Escort your beloved Queen on a perilous mission across her wartorn country in this card-based game of collaborative story building.
The setup and rules of For the Queen fit in 19 points on a single card. And, additionally, on those 19 cards, players take turns reading aloud to each other at the start of the game.
The first cards go through the premise of the game: The land is at war and has been for a very long time. The Queen is going on a mission to broker an alliance. The player characters make up her retinue. And the kicker: “She chose you because she knows that you love her”.
You prepare the game itself by shuffling the 46 prompt cards and adding the “The Queen is under attack” card somewhere in the bottom half, depending on how long you want the game to be.
You can select one of the 14 Queen cards to represent your Queen if you like.
During play, players take turns drawing a prompt card and answering its question about their characters, particularly about their relationship to, opinion of, and past experiences with the Queen.
Other players can ask follow-up questions and make suggestions, and players can pass prompts they do not themselves want to answer, or exclude certain content from the game altogether.
The game ends when the “The Queen is under attack” card is drawn and every player has answered whether their character defends her.
Evocative Premise And Prompts
From the moment I opened the box and read the premise, I was hooked. I think it is so amazingly evocative. In just four sentences, you get some much to work with: The wartorn land, the journey, how every player character loves the Queen, and the fact that she knows (and uses) it. It’s very easy to build from, and I am immediately invested.

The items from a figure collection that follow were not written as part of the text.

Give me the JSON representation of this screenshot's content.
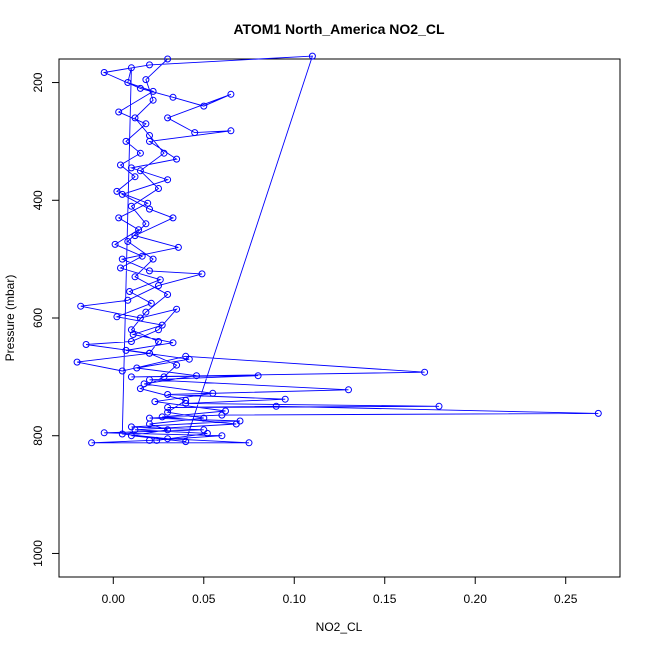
{
  "chart_data": {
    "type": "line",
    "title": "ATOM1 North_America NO2_CL",
    "xlabel": "NO2_CL",
    "ylabel": "Pressure (mbar)",
    "xlim": [
      -0.03,
      0.28
    ],
    "ylim": [
      1040,
      160
    ],
    "y_reversed": true,
    "grid": false,
    "legend": "none",
    "x_ticks": [
      {
        "value": 0.0,
        "label": "0.00"
      },
      {
        "value": 0.05,
        "label": "0.05"
      },
      {
        "value": 0.1,
        "label": "0.10"
      },
      {
        "value": 0.15,
        "label": "0.15"
      },
      {
        "value": 0.2,
        "label": "0.20"
      },
      {
        "value": 0.25,
        "label": "0.25"
      }
    ],
    "y_ticks": [
      {
        "value": 200,
        "label": "200"
      },
      {
        "value": 400,
        "label": "400"
      },
      {
        "value": 600,
        "label": "600"
      },
      {
        "value": 800,
        "label": "800"
      },
      {
        "value": 1000,
        "label": "1000"
      }
    ],
    "series_color": "#0000ff",
    "marker": "open-circle",
    "series": [
      {
        "name": "",
        "points": [
          [
            0.03,
            160
          ],
          [
            0.018,
            195
          ],
          [
            0.022,
            230
          ],
          [
            0.012,
            260
          ],
          [
            0.02,
            290
          ],
          [
            0.028,
            320
          ],
          [
            0.015,
            350
          ],
          [
            0.025,
            380
          ],
          [
            0.01,
            410
          ],
          [
            0.018,
            440
          ],
          [
            0.008,
            470
          ],
          [
            0.022,
            500
          ],
          [
            0.012,
            530
          ],
          [
            0.03,
            560
          ],
          [
            0.018,
            590
          ],
          [
            0.01,
            620
          ],
          [
            0.025,
            640
          ],
          [
            0.02,
            660
          ],
          [
            0.035,
            680
          ],
          [
            0.028,
            700
          ],
          [
            0.015,
            720
          ],
          [
            0.04,
            740
          ],
          [
            0.03,
            760
          ],
          [
            0.05,
            770
          ],
          [
            0.02,
            780
          ],
          [
            0.03,
            790
          ],
          [
            0.01,
            800
          ],
          [
            0.04,
            810
          ],
          [
            0.11,
            155
          ],
          [
            0.02,
            170
          ],
          [
            -0.005,
            183
          ],
          [
            0.015,
            210
          ],
          [
            0.033,
            225
          ],
          [
            0.05,
            240
          ],
          [
            0.065,
            220
          ],
          [
            0.03,
            260
          ],
          [
            0.045,
            285
          ],
          [
            0.065,
            282
          ],
          [
            0.02,
            300
          ],
          [
            0.035,
            330
          ],
          [
            0.01,
            345
          ],
          [
            0.03,
            365
          ],
          [
            0.005,
            390
          ],
          [
            0.02,
            415
          ],
          [
            0.033,
            430
          ],
          [
            0.012,
            460
          ],
          [
            0.036,
            480
          ],
          [
            0.005,
            500
          ],
          [
            0.02,
            520
          ],
          [
            0.049,
            525
          ],
          [
            0.025,
            545
          ],
          [
            0.008,
            570
          ],
          [
            -0.018,
            580
          ],
          [
            0.015,
            600
          ],
          [
            0.035,
            585
          ],
          [
            0.025,
            620
          ],
          [
            0.01,
            640
          ],
          [
            -0.015,
            645
          ],
          [
            0.02,
            660
          ],
          [
            -0.02,
            675
          ],
          [
            0.005,
            690
          ],
          [
            0.04,
            665
          ],
          [
            0.172,
            692
          ],
          [
            0.01,
            700
          ],
          [
            0.08,
            698
          ],
          [
            0.02,
            705
          ],
          [
            0.13,
            722
          ],
          [
            0.03,
            730
          ],
          [
            0.095,
            738
          ],
          [
            0.04,
            745
          ],
          [
            0.18,
            750
          ],
          [
            0.03,
            752
          ],
          [
            0.09,
            750
          ],
          [
            0.268,
            762
          ],
          [
            0.06,
            765
          ],
          [
            0.02,
            770
          ],
          [
            0.07,
            775
          ],
          [
            0.01,
            785
          ],
          [
            0.05,
            790
          ],
          [
            -0.005,
            795
          ],
          [
            0.06,
            800
          ],
          [
            0.02,
            808
          ],
          [
            -0.012,
            812
          ],
          [
            0.075,
            812
          ],
          [
            0.03,
            805
          ],
          [
            0.005,
            797
          ],
          [
            0.01,
            175
          ],
          [
            0.008,
            200
          ],
          [
            0.022,
            215
          ],
          [
            0.003,
            250
          ],
          [
            0.018,
            270
          ],
          [
            0.007,
            300
          ],
          [
            0.015,
            320
          ],
          [
            0.004,
            340
          ],
          [
            0.012,
            360
          ],
          [
            0.002,
            385
          ],
          [
            0.019,
            405
          ],
          [
            0.003,
            430
          ],
          [
            0.014,
            450
          ],
          [
            0.001,
            475
          ],
          [
            0.016,
            495
          ],
          [
            0.004,
            515
          ],
          [
            0.026,
            535
          ],
          [
            0.009,
            555
          ],
          [
            0.021,
            575
          ],
          [
            0.002,
            598
          ],
          [
            0.027,
            612
          ],
          [
            0.011,
            628
          ],
          [
            0.033,
            642
          ],
          [
            0.007,
            655
          ],
          [
            0.042,
            670
          ],
          [
            0.013,
            685
          ],
          [
            0.046,
            698
          ],
          [
            0.017,
            712
          ],
          [
            0.055,
            728
          ],
          [
            0.023,
            742
          ],
          [
            0.062,
            758
          ],
          [
            0.027,
            768
          ],
          [
            0.068,
            780
          ],
          [
            0.012,
            790
          ],
          [
            0.052,
            796
          ],
          [
            0.024,
            808
          ]
        ]
      }
    ]
  }
}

The prompt cards continue in the same vein. Each is specific enough to stay firmly within the theme and guide the creation of ideas, while also being open enough to accommodate multiple interpretations, as well as spark conversation. Some of my favourites include:
“There is a part of you that does not want peace in this land. Why are you attached to the war?”
“What promise did the Queen make to you before this journey? Do you think she’ll keep it?”
A lot of the prompts ask about a character’s relationship to the Queen, and I really like that they all leave room for you to choose for your character the nature of this relationship. It can be sexual or romantic, but it can also be a devoted friendship or a more parental affection.
What’s additionally interesting and, I would argue, the emotional core of the game, is that all the prompts also leave it open for you to decide whether the Queen truly loves your character, whether she is simply using them, or whether it is a bit of both.
This, of course, can vary wildly between characters and the game does a great job of facilitating this kind of dramatic irony where as you take turns answering prompts, the image of the Queen becomes increasingly more well-rounded and complicated. Which builds and sharpens until it culminates with each character’s choice to defend the Queen, or not.
I really like the way For the Queen structures the story you tell with it. Despite the few mechanics, or maybe exactly because of them, you end up with a fully developed, neatly concluded story with a beginning, middle, and end. All in the span of 30 to 90 minutes, including learning the rules.
Furthermore, I love the format of “simply” telling the story, exploring character backgrounds and motivations, what they have done and what they hope will happen, without playing individual scenes.
Don’t get me wrong, I love role playing games where I get to speak and act in (almost) real time as my character, but For the Queen is a welcome change of pace. Between the prompts and the collaborative nature, you are never left to act completely on the spot.
For this reason, I think For the Queen is especially well-suited for players who may want to get into role playing but who are intimidated by the thought of having to act in-character.
Art And Components
All of the cards in For the Queen are of good quality cardboard, and all of the cards used during the game only contain short sentences written in large font.
The queen cards are all beautifully illustrated in a variety of styles and depicting a diverse cast of potential queens. As with the prompt cards, these illustrations are very helpful in sparking ideas about the setting as well as the nature of the Queen.
My one issue with the game’s components is the box, which opens in a way that makes it hard to lift the game without the lid gliding off, dropping the contents or leaving them behind.
If you like the idea of a role playing game with a strong emotional core and the potential for intrigue, but you don’t mind playing out scenes, here are some further suggestions:
Star Crossed (which, like For the Queen, is created by Alex Roberts):
This is a role playing game for two players where you play as characters who really want to be together but who, for whatever reason, really really should not act on that desire. Star Crossed uses prompt cards to set up scenes, though these are purposely a good bit vaguer and more applicable to any setting than the ones in For the Queen.
This is a more standard role playing game with a GM and players. Here, each type of player character is built from a different internal conflict, which is used to drive the story and give the characters unique abilities and challenges. The game also has a strong emphasis on interpersonal relations and community.
I thoroughly enjoy playing For the Queen. I love the co-op aspect, even down to learning the rules together in minutes. I love how quick a game is and the satisfaction of creating a fully rounded story in one sitting, alongside your friends.
If the premise speaks to you and you like telling stories, even if you don’t know if you’ll like role playing as such, I encourage you to try this game out.